Fertilizers, Phosphate

Future of Potash Market after the BPC Cartel Break-up

The gloomy forecast for the global potash market from summer 2013 following the break-up of the Russian-Belarusian BPC cartel have now given way to expectations for more brighter future, particularly when it comes to potash prices. The conflict between Russian and Belarusian potash producers exposed the market to the risk of being flooded with large volumes of potash, which would basically mean the destruction of the oil-like cartel pricing system that has operated so effectively in the past decade. The reasons for the disintegration of the Russian-Belarusian BPC cartel are rather complex, going well beyond the commodity into bilateral Russian-Belarusian relations. To really understand the whole complex matter and future prospects for potash, one must also look into the close relations between Ukraine’s new President Petro Poroshenko and Belarus’ President Alexander Lukashenko who has reportedly held very “constructive” talks in April 2014 with new Uralkali co-owner Dmitry Mazepin about bringing back the Belarus Potash Company, or BPC, joint venture.

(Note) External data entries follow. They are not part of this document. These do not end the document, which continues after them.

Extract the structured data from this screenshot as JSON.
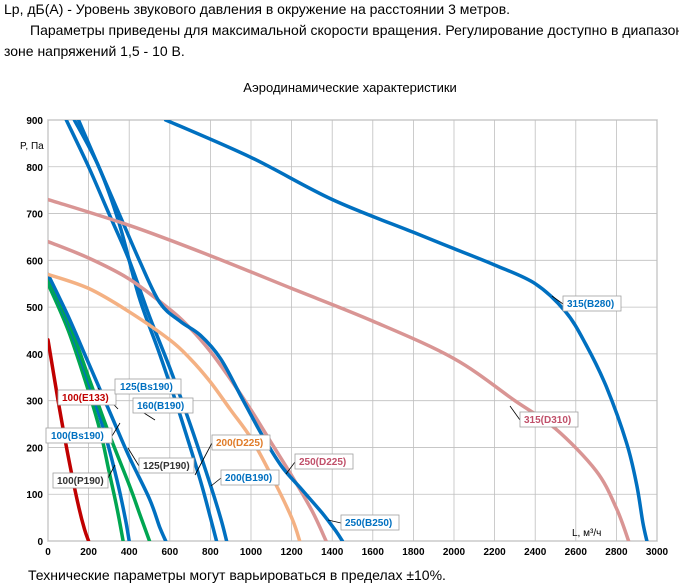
{
  "header": {
    "line1": "Lp, дБ(А) - Уровень звукового давления в окружение на расстоянии 3 метров.",
    "line2": "Параметры приведены для максимальной скорости вращения. Регулирование доступно в диапазоне",
    "line3": "зоне напряжений 1,5 - 10 В."
  },
  "footer": {
    "note": "Технические параметры могут варьироваться в пределах ±10%."
  },
  "chart_data": {
    "type": "line",
    "title": "Аэродинамические характеристики",
    "xlabel": "L, м³/ч",
    "ylabel": "P, Па",
    "xlim": [
      0,
      3000
    ],
    "ylim": [
      0,
      900
    ],
    "xticks": [
      0,
      200,
      400,
      600,
      800,
      1000,
      1200,
      1400,
      1600,
      1800,
      2000,
      2200,
      2400,
      2600,
      2800,
      3000
    ],
    "yticks": [
      0,
      100,
      200,
      300,
      400,
      500,
      600,
      700,
      800,
      900
    ],
    "grid": true,
    "series": [
      {
        "name": "100(E133)",
        "color": "#c00000",
        "points": [
          [
            0,
            430
          ],
          [
            50,
            300
          ],
          [
            100,
            180
          ],
          [
            150,
            75
          ],
          [
            180,
            25
          ],
          [
            200,
            0
          ]
        ]
      },
      {
        "name": "100(P190)",
        "color": "#00a651",
        "points": [
          [
            0,
            550
          ],
          [
            100,
            450
          ],
          [
            200,
            320
          ],
          [
            260,
            230
          ],
          [
            300,
            150
          ],
          [
            340,
            70
          ],
          [
            370,
            0
          ]
        ]
      },
      {
        "name": "100(Bs190)",
        "color": "#0070c0",
        "points": [
          [
            0,
            560
          ],
          [
            100,
            465
          ],
          [
            200,
            340
          ],
          [
            280,
            230
          ],
          [
            340,
            130
          ],
          [
            380,
            50
          ],
          [
            400,
            0
          ]
        ]
      },
      {
        "name": "125(P190)",
        "color": "#00a651",
        "points": [
          [
            0,
            560
          ],
          [
            100,
            470
          ],
          [
            200,
            350
          ],
          [
            300,
            230
          ],
          [
            400,
            120
          ],
          [
            450,
            60
          ],
          [
            500,
            0
          ]
        ]
      },
      {
        "name": "125(Bs190)",
        "color": "#0070c0",
        "points": [
          [
            0,
            570
          ],
          [
            100,
            480
          ],
          [
            200,
            380
          ],
          [
            300,
            280
          ],
          [
            400,
            180
          ],
          [
            500,
            90
          ],
          [
            550,
            30
          ],
          [
            580,
            0
          ]
        ]
      },
      {
        "name": "160(B190)",
        "color": "#0070c0",
        "points": [
          [
            130,
            900
          ],
          [
            250,
            800
          ],
          [
            350,
            680
          ],
          [
            450,
            520
          ],
          [
            550,
            400
          ],
          [
            650,
            270
          ],
          [
            750,
            130
          ],
          [
            800,
            50
          ],
          [
            830,
            0
          ]
        ]
      },
      {
        "name": "200(B190)",
        "color": "#0070c0",
        "points": [
          [
            90,
            900
          ],
          [
            200,
            800
          ],
          [
            300,
            700
          ],
          [
            400,
            600
          ],
          [
            500,
            480
          ],
          [
            600,
            370
          ],
          [
            700,
            250
          ],
          [
            800,
            120
          ],
          [
            850,
            50
          ],
          [
            880,
            0
          ]
        ]
      },
      {
        "name": "200(D225)",
        "color": "#f4b183",
        "points": [
          [
            0,
            570
          ],
          [
            200,
            540
          ],
          [
            400,
            490
          ],
          [
            600,
            430
          ],
          [
            700,
            390
          ],
          [
            800,
            340
          ],
          [
            900,
            280
          ],
          [
            1000,
            220
          ],
          [
            1100,
            140
          ],
          [
            1200,
            50
          ],
          [
            1240,
            0
          ]
        ]
      },
      {
        "name": "250(D225)",
        "color": "#d99594",
        "points": [
          [
            0,
            640
          ],
          [
            200,
            605
          ],
          [
            400,
            560
          ],
          [
            600,
            495
          ],
          [
            700,
            455
          ],
          [
            800,
            405
          ],
          [
            900,
            345
          ],
          [
            1000,
            280
          ],
          [
            1100,
            210
          ],
          [
            1200,
            140
          ],
          [
            1300,
            65
          ],
          [
            1370,
            0
          ]
        ]
      },
      {
        "name": "250(B250)",
        "color": "#0070c0",
        "points": [
          [
            150,
            900
          ],
          [
            250,
            800
          ],
          [
            350,
            700
          ],
          [
            450,
            600
          ],
          [
            550,
            510
          ],
          [
            650,
            470
          ],
          [
            750,
            440
          ],
          [
            850,
            390
          ],
          [
            950,
            310
          ],
          [
            1050,
            230
          ],
          [
            1150,
            160
          ],
          [
            1250,
            110
          ],
          [
            1350,
            60
          ],
          [
            1420,
            20
          ],
          [
            1450,
            0
          ]
        ]
      },
      {
        "name": "315(D310)",
        "color": "#d99594",
        "points": [
          [
            0,
            730
          ],
          [
            400,
            675
          ],
          [
            800,
            610
          ],
          [
            1200,
            540
          ],
          [
            1600,
            470
          ],
          [
            2000,
            390
          ],
          [
            2300,
            300
          ],
          [
            2500,
            240
          ],
          [
            2700,
            150
          ],
          [
            2800,
            70
          ],
          [
            2860,
            0
          ]
        ]
      },
      {
        "name": "315(B280)",
        "color": "#0070c0",
        "points": [
          [
            580,
            900
          ],
          [
            1000,
            820
          ],
          [
            1400,
            730
          ],
          [
            1800,
            660
          ],
          [
            2000,
            625
          ],
          [
            2200,
            590
          ],
          [
            2400,
            550
          ],
          [
            2550,
            490
          ],
          [
            2650,
            420
          ],
          [
            2750,
            330
          ],
          [
            2850,
            210
          ],
          [
            2900,
            120
          ],
          [
            2930,
            40
          ],
          [
            2950,
            0
          ]
        ]
      }
    ]
  }
}
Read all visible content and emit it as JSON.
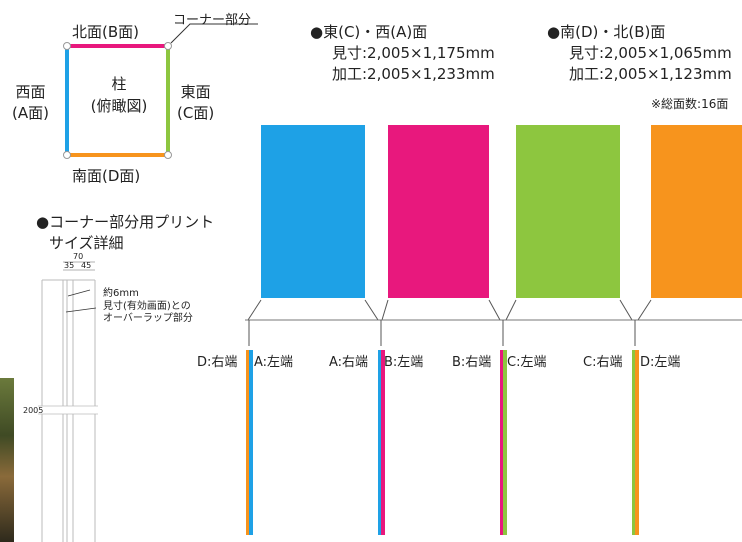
{
  "plan": {
    "north": "北面(B面)",
    "corner_note": "コーナー部分",
    "west_line1": "西面",
    "west_line2": "(A面)",
    "center_line1": "柱",
    "center_line2": "(俯瞰図)",
    "east_line1": "東面",
    "east_line2": "(C面)",
    "south": "南面(D面)"
  },
  "specs": {
    "east_west": {
      "title": "●東(C)・西(A)面",
      "size": "見寸:2,005×1,175mm",
      "process": "加工:2,005×1,233mm"
    },
    "south_north": {
      "title": "●南(D)・北(B)面",
      "size": "見寸:2,005×1,065mm",
      "process": "加工:2,005×1,123mm"
    },
    "total": "※総面数:16面"
  },
  "corner_print": {
    "title_line1": "●コーナー部分用プリント",
    "title_line2": "サイズ詳細",
    "dim_70": "70",
    "dim_35": "35",
    "dim_45": "45",
    "dim_6mm": "約6mm",
    "overlap_line1": "見寸(有効画面)との",
    "overlap_line2": "オーバーラップ部分",
    "height": "2005"
  },
  "edge_labels": [
    "D:右端",
    "A:左端",
    "A:右端",
    "B:左端",
    "B:右端",
    "C:左端",
    "C:右端",
    "D:左端"
  ],
  "colors": {
    "blue": "#1ea1e6",
    "magenta": "#e8187d",
    "green": "#8dc63f",
    "orange": "#f7941d"
  }
}
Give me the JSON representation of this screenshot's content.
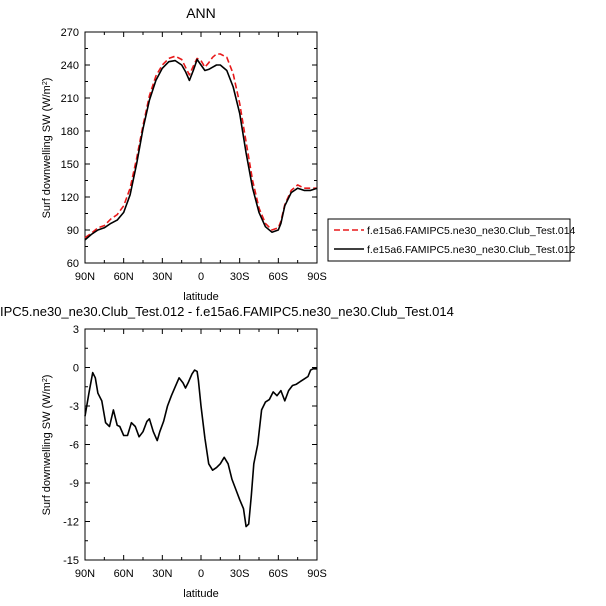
{
  "chart_data": [
    {
      "type": "line",
      "title": "ANN",
      "ylabel": "Surf downwelling SW (W/m",
      "ylabel_sup": "2",
      "ylabel_close": ")",
      "xlabel": "latitude",
      "xlim": [
        90,
        -90
      ],
      "ylim": [
        60,
        270
      ],
      "xticks": [
        90,
        60,
        30,
        0,
        -30,
        -60,
        -90
      ],
      "xtick_labels": [
        "90N",
        "60N",
        "30N",
        "0",
        "30S",
        "60S",
        "90S"
      ],
      "yticks": [
        60,
        90,
        120,
        150,
        180,
        210,
        240,
        270
      ],
      "ytick_labels": [
        "60",
        "90",
        "120",
        "150",
        "180",
        "210",
        "240",
        "270"
      ],
      "legend_position": "right",
      "series": [
        {
          "name": "f.e15a6.FAMIPC5.ne30_ne30.Club_Test.014",
          "color": "#e8191a",
          "dash": "dashed",
          "x": [
            90,
            85,
            80,
            75,
            70,
            65,
            60,
            55,
            50,
            45,
            40,
            35,
            30,
            25,
            20,
            15,
            12,
            9,
            6,
            3,
            0,
            -3,
            -6,
            -9,
            -12,
            -15,
            -20,
            -25,
            -30,
            -35,
            -40,
            -45,
            -50,
            -55,
            -60,
            -62,
            -65,
            -70,
            -75,
            -80,
            -85,
            -90
          ],
          "y": [
            83,
            87,
            92,
            94,
            100,
            104,
            112,
            128,
            155,
            185,
            212,
            230,
            240,
            246,
            248,
            245,
            238,
            231,
            239,
            246,
            244,
            238,
            242,
            247,
            250,
            250,
            247,
            232,
            205,
            170,
            135,
            110,
            96,
            90,
            92,
            98,
            113,
            126,
            131,
            128,
            128,
            128
          ]
        },
        {
          "name": "f.e15a6.FAMIPC5.ne30_ne30.Club_Test.012",
          "color": "#000000",
          "dash": "solid",
          "x": [
            90,
            85,
            80,
            75,
            70,
            65,
            60,
            55,
            50,
            45,
            40,
            35,
            30,
            25,
            20,
            15,
            12,
            9,
            6,
            3,
            0,
            -3,
            -6,
            -9,
            -12,
            -15,
            -20,
            -25,
            -30,
            -35,
            -40,
            -45,
            -50,
            -55,
            -60,
            -62,
            -65,
            -70,
            -75,
            -80,
            -85,
            -90
          ],
          "y": [
            81,
            86,
            90,
            92,
            96,
            99,
            106,
            122,
            150,
            182,
            208,
            226,
            237,
            243,
            244,
            240,
            234,
            226,
            235,
            245,
            240,
            235,
            236,
            238,
            240,
            240,
            235,
            220,
            196,
            160,
            128,
            106,
            93,
            88,
            90,
            96,
            112,
            124,
            128,
            126,
            126,
            128
          ]
        }
      ]
    },
    {
      "type": "line",
      "title": "IPC5.ne30_ne30.Club_Test.012 - f.e15a6.FAMIPC5.ne30_ne30.Club_Test.014",
      "ylabel": "Surf downwelling SW (W/m",
      "ylabel_sup": "2",
      "ylabel_close": ")",
      "xlabel": "latitude",
      "xlim": [
        90,
        -90
      ],
      "ylim": [
        -15,
        3
      ],
      "xticks": [
        90,
        60,
        30,
        0,
        -30,
        -60,
        -90
      ],
      "xtick_labels": [
        "90N",
        "60N",
        "30N",
        "0",
        "30S",
        "60S",
        "90S"
      ],
      "yticks": [
        -15,
        -12,
        -9,
        -6,
        -3,
        0,
        3
      ],
      "ytick_labels": [
        "-15",
        "-12",
        "-9",
        "-6",
        "-3",
        "0",
        "3"
      ],
      "series": [
        {
          "color": "#000000",
          "dash": "solid",
          "x": [
            90,
            87,
            84,
            82,
            80,
            77,
            74,
            71,
            68,
            65,
            63,
            60,
            57,
            54,
            51,
            48,
            45,
            42,
            40,
            37,
            34,
            32,
            29,
            26,
            23,
            20,
            17,
            14,
            12,
            10,
            7,
            5,
            3,
            2,
            0,
            -3,
            -6,
            -9,
            -12,
            -15,
            -18,
            -21,
            -24,
            -27,
            -30,
            -33,
            -35,
            -37,
            -39,
            -41,
            -44,
            -47,
            -50,
            -53,
            -56,
            -59,
            -62,
            -65,
            -68,
            -71,
            -74,
            -77,
            -80,
            -83,
            -85,
            -87,
            -90
          ],
          "y": [
            -3.8,
            -2,
            -0.4,
            -0.8,
            -2,
            -2.6,
            -4.3,
            -4.6,
            -3.3,
            -4.5,
            -4.6,
            -5.3,
            -5.3,
            -4.3,
            -4.6,
            -5.4,
            -5,
            -4.2,
            -4,
            -5,
            -5.7,
            -5,
            -4.2,
            -3,
            -2.2,
            -1.5,
            -0.8,
            -1.2,
            -1.6,
            -1.2,
            -0.5,
            -0.2,
            -0.3,
            -1,
            -3,
            -5.5,
            -7.5,
            -8,
            -7.8,
            -7.5,
            -7,
            -7.5,
            -8.7,
            -9.5,
            -10.3,
            -11,
            -12.4,
            -12.2,
            -10,
            -7.5,
            -6,
            -3.3,
            -2.7,
            -2.5,
            -1.9,
            -2.2,
            -1.8,
            -2.6,
            -1.8,
            -1.4,
            -1.3,
            -1.1,
            -0.9,
            -0.7,
            -0.2,
            -0.1,
            -0.1
          ]
        }
      ]
    }
  ]
}
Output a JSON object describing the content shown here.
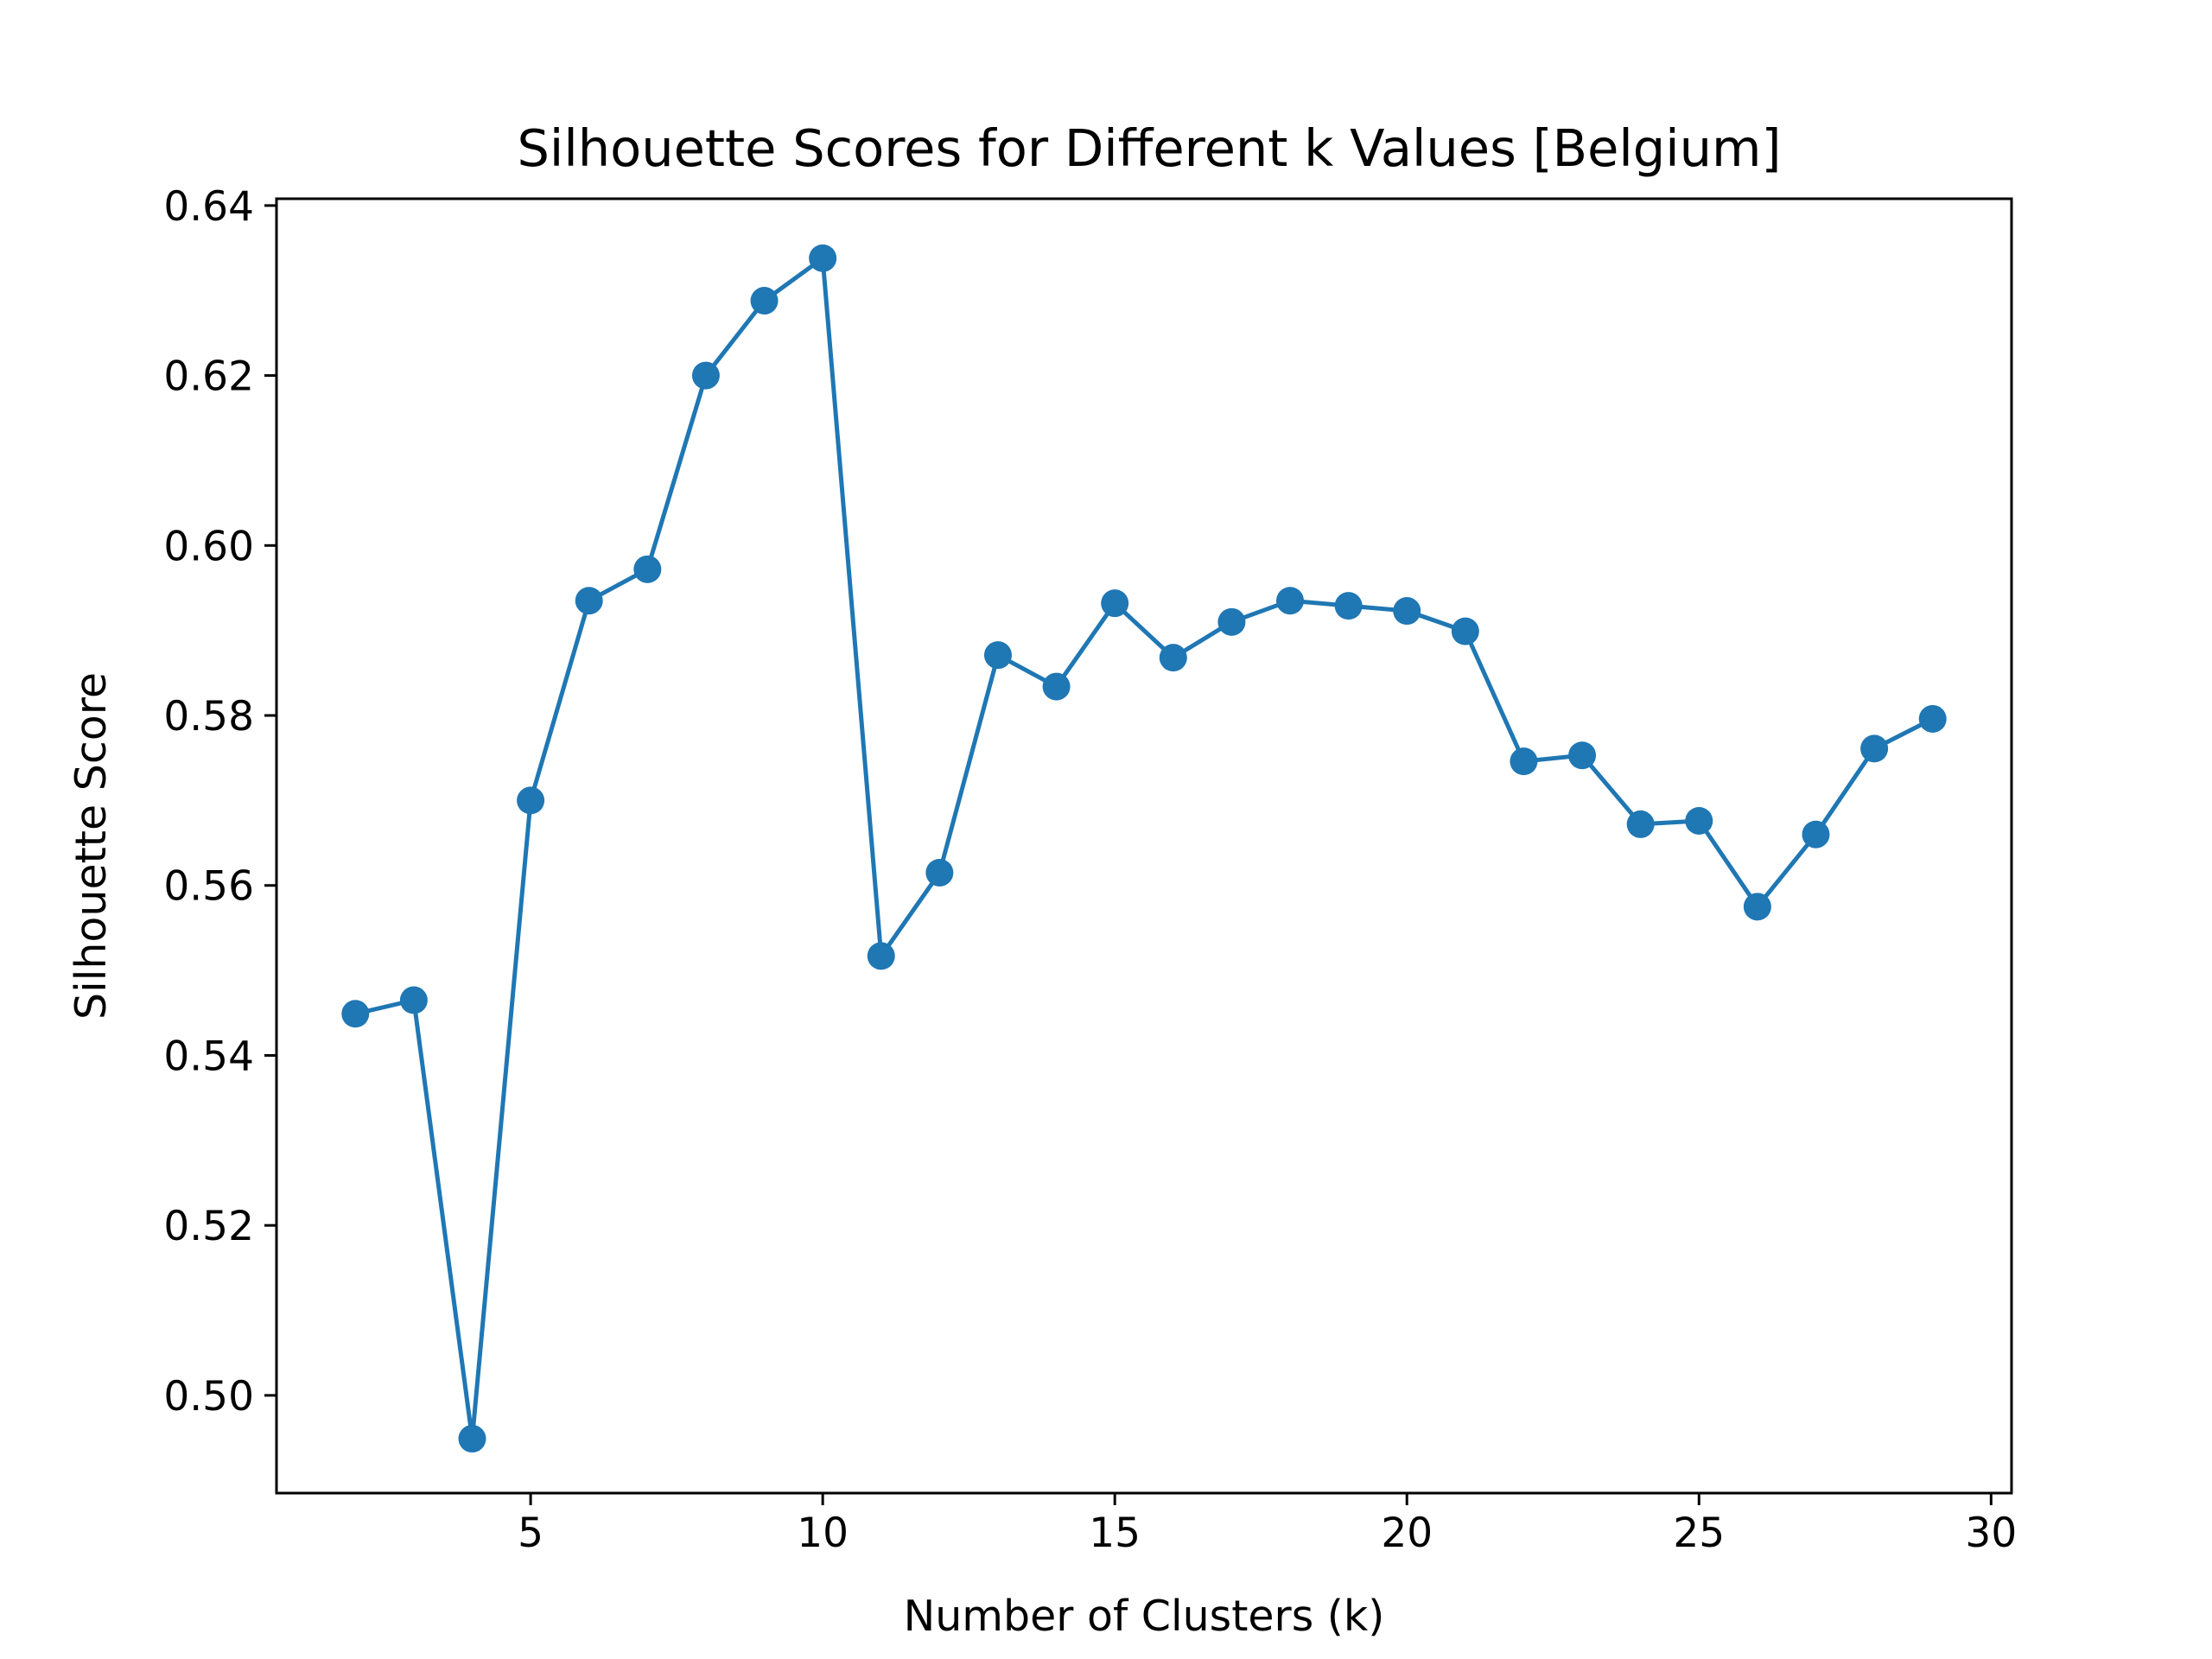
{
  "chart_data": {
    "type": "line",
    "title": "Silhouette Scores for Different k Values [Belgium]",
    "xlabel": "Number of Clusters (k)",
    "ylabel": "Silhouette Score",
    "xlim": [
      0.65,
      30.35
    ],
    "ylim": [
      0.4885,
      0.6408
    ],
    "xticks": [
      5,
      10,
      15,
      20,
      25,
      30
    ],
    "yticks": [
      0.5,
      0.52,
      0.54,
      0.56,
      0.58,
      0.6,
      0.62,
      0.64
    ],
    "ytick_labels": [
      "0.50",
      "0.52",
      "0.54",
      "0.56",
      "0.58",
      "0.60",
      "0.62",
      "0.64"
    ],
    "grid": false,
    "marker": "circle",
    "color": "#1f77b4",
    "series": [
      {
        "x": [
          2,
          3,
          4,
          5,
          6,
          7,
          8,
          9,
          10,
          11,
          12,
          13,
          14,
          15,
          16,
          17,
          18,
          19,
          20,
          21,
          22,
          23,
          24,
          25,
          26,
          27,
          28,
          29
        ],
        "values": [
          0.5449,
          0.5465,
          0.4949,
          0.57,
          0.5935,
          0.5972,
          0.62,
          0.6288,
          0.6338,
          0.5517,
          0.5615,
          0.5871,
          0.5834,
          0.5932,
          0.5868,
          0.591,
          0.5935,
          0.5929,
          0.5923,
          0.5899,
          0.5746,
          0.5753,
          0.5672,
          0.5676,
          0.5575,
          0.566,
          0.5761,
          0.5796
        ]
      }
    ]
  }
}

Such a high-level attempt at reviving the BPC cartel would certainly help to boost potash prices to at least 2012 levels. While the BPC breakup in mid-2013 was a full-scale diplomatic incident, the main obstacles to the potential revival of the cartel are no longer political or diplomatic. The single most important reason appears to be Uralkali’s insistence on its shareholders getting the best possible deal while moving the new BPC headquarters from Belarus to Switzerland. Meanwhile, chances that the European Union would impose sanctions against Russian potash are relatively low, due to its relatively high importance for the EU economy. The EU issued a list of six critical raw materials last week, which also included phosphate. Thus, while it appears that Uralkali will be affected only marginally by the Western sanctions against Russia, its main focus is projected to be on the so-called BRICS nations where potash demand has been growing fastest.